傷跡が目立たない「亀頭下切除法」と、触覚をつかさどるマイスナー小体が多数存在する性感帯を傷つけずにきれいに仕上げる「性感帯温存法」のそれぞれの長所を組み合わせた方法で、一般的に最先端の技術とされています。

根部切除法

根部切除法はペニスの根元の表側で余った皮膚を取り除く方法で、亀頭の下に傷跡はできず、亀頭から続く薄い敏感な皮膚は全て残せます。
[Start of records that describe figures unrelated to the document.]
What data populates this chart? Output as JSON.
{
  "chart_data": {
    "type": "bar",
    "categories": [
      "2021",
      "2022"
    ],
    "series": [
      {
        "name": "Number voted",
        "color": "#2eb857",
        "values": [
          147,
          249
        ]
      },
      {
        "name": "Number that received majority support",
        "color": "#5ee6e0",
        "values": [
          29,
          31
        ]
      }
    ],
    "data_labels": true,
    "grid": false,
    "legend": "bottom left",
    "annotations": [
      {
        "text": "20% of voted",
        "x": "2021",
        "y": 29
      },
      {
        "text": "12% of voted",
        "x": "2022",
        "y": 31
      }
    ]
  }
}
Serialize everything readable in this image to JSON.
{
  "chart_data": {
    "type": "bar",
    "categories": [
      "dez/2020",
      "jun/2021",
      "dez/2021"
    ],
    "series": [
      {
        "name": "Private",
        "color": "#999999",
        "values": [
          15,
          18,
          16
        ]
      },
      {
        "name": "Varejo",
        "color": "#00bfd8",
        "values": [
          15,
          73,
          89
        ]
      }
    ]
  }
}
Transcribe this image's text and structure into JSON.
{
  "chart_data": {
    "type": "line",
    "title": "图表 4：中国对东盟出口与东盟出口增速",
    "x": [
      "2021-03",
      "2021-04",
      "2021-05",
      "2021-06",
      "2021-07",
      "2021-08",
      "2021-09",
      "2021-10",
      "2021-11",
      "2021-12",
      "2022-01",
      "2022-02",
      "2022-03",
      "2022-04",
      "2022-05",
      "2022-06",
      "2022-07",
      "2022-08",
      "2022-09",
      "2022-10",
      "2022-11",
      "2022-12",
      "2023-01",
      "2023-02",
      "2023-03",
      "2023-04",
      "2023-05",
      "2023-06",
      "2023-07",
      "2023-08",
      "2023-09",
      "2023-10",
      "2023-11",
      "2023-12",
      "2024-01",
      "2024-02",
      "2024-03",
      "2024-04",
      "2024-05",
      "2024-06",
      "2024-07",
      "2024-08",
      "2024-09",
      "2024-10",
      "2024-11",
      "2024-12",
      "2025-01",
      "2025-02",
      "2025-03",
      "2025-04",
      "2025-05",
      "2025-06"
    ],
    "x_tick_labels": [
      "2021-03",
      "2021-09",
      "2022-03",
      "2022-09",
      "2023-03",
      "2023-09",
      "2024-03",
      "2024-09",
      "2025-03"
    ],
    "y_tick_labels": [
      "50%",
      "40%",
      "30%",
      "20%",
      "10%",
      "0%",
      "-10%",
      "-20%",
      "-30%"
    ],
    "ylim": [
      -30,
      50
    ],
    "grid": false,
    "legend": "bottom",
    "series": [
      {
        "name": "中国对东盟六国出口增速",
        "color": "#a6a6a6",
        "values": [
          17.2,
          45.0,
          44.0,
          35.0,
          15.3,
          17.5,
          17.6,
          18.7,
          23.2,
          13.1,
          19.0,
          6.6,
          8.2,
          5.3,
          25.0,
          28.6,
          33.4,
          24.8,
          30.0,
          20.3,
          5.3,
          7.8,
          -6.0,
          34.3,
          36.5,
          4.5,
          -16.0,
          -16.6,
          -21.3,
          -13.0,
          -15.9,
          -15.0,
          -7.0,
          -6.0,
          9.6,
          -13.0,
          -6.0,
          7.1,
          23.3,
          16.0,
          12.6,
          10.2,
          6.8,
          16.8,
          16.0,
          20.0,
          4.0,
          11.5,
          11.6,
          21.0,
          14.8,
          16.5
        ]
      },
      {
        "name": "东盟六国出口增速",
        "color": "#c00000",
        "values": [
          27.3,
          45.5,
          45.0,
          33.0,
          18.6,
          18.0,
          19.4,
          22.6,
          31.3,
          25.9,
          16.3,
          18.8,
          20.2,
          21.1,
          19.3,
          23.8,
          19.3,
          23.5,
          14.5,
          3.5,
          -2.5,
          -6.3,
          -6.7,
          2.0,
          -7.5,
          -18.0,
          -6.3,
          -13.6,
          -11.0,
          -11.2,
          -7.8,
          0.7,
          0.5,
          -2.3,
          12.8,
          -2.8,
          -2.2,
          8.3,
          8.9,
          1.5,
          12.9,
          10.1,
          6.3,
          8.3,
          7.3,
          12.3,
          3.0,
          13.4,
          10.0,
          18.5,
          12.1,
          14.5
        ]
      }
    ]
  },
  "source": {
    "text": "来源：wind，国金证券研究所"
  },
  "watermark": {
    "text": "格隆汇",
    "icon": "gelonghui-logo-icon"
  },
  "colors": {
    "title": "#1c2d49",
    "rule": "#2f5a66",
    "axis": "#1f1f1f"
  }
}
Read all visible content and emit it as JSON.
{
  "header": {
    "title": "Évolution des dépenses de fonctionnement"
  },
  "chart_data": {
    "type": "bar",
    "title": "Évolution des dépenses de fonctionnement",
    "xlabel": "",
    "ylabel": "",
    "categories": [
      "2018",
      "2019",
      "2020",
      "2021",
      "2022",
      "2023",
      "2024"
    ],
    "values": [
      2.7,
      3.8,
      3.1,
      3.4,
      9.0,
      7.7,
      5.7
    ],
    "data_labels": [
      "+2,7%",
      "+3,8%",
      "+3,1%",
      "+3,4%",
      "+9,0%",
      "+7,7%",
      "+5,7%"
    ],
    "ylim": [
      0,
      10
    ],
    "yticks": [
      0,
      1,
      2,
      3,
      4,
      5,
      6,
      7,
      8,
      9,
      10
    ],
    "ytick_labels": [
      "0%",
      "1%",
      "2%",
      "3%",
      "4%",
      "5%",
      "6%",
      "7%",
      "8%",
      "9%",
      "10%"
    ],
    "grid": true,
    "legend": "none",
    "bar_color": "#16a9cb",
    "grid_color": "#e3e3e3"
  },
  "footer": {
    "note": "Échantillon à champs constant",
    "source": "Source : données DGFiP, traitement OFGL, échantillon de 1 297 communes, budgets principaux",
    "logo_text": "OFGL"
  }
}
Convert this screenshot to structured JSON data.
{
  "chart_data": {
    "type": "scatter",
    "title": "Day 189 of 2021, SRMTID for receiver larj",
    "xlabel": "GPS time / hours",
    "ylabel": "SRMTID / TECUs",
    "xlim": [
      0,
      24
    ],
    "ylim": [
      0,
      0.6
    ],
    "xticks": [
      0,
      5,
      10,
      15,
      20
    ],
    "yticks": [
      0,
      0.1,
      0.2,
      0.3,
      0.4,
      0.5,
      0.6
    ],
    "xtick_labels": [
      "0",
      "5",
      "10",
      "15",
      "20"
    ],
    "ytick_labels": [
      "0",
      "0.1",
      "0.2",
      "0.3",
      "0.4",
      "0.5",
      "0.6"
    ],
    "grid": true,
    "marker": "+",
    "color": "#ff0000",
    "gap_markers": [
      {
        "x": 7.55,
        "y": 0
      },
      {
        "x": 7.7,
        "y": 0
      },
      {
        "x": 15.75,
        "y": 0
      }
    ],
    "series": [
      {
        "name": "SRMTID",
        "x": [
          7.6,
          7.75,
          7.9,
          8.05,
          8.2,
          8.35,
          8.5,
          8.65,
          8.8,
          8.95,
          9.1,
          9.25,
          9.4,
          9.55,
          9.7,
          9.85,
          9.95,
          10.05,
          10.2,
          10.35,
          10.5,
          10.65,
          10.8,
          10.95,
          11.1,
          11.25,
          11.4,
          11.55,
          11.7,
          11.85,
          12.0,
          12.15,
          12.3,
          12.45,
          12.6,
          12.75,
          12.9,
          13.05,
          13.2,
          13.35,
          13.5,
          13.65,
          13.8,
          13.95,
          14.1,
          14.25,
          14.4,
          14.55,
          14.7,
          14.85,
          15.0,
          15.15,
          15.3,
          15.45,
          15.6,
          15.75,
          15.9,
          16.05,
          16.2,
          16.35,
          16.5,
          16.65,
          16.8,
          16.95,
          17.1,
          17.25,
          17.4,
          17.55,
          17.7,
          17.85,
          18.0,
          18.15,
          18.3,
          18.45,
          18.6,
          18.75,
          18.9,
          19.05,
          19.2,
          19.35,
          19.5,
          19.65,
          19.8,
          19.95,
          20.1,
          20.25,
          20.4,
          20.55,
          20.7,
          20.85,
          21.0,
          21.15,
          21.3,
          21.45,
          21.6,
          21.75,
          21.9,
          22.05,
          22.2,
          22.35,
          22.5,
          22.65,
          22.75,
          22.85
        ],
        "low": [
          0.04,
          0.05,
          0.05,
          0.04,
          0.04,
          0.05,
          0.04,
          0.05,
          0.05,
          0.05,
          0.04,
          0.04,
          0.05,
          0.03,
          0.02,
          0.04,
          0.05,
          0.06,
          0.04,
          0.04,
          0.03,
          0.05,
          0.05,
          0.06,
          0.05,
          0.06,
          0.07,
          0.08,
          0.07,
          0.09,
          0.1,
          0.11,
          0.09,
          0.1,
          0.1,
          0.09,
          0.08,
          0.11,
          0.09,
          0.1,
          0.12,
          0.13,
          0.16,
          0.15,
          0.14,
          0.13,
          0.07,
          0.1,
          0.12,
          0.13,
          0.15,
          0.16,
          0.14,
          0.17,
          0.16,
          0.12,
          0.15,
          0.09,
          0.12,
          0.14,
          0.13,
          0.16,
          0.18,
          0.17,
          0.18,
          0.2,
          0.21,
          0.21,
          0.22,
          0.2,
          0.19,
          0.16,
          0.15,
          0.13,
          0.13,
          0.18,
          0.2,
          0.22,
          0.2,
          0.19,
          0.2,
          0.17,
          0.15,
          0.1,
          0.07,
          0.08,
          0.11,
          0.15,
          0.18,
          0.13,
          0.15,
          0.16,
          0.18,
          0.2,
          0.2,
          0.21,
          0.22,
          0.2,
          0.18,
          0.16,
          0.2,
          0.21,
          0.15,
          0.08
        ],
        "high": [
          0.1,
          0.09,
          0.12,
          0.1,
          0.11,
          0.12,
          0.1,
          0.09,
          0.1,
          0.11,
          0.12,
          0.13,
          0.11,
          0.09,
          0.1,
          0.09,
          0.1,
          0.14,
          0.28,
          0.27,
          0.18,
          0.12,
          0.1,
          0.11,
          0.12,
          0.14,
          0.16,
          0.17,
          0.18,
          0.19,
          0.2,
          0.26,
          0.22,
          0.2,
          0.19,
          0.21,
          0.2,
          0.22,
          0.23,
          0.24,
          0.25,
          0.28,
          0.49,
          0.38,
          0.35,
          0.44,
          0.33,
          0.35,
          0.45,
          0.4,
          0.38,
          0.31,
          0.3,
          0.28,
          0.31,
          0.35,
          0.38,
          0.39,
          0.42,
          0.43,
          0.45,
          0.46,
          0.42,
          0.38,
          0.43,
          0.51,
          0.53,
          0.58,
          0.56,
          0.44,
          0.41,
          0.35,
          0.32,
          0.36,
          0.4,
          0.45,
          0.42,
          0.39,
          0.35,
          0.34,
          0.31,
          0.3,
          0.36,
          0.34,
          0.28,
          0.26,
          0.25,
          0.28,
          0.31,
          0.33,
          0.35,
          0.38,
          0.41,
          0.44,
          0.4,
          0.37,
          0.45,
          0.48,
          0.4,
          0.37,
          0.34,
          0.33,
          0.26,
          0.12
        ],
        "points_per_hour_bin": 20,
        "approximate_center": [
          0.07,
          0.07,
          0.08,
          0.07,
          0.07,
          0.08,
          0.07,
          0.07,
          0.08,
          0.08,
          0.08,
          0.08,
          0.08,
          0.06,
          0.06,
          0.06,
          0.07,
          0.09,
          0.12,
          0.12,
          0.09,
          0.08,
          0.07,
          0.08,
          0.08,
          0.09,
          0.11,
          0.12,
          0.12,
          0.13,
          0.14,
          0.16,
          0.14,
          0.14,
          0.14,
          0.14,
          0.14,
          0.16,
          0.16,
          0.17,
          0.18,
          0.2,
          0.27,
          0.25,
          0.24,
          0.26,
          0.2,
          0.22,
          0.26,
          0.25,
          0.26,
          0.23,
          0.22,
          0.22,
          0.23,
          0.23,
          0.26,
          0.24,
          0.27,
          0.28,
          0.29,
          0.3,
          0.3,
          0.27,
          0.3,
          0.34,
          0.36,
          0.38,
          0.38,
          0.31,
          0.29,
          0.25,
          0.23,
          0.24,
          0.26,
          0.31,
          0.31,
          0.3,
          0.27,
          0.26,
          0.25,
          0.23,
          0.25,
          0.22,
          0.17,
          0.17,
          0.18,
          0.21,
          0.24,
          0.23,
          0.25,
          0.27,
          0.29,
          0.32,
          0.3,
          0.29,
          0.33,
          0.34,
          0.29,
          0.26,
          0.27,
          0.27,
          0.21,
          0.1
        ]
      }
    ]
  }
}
つまり自分の手でむいたのと同じ自然な状態を保つことのできる包茎手術です。
根元で余った皮を切るので傷跡は陰毛に隠れ勃起時にも目立ちません。
但し、この方法は真性包茎の方、仮性包茎でも包皮輪の狭い方、極端に包皮の余っている方には行うことが困難です。
包皮の余り具合により全周を切除するか背面だけを切除するかを決めます。
ピンク色の内板部分の包皮が残る。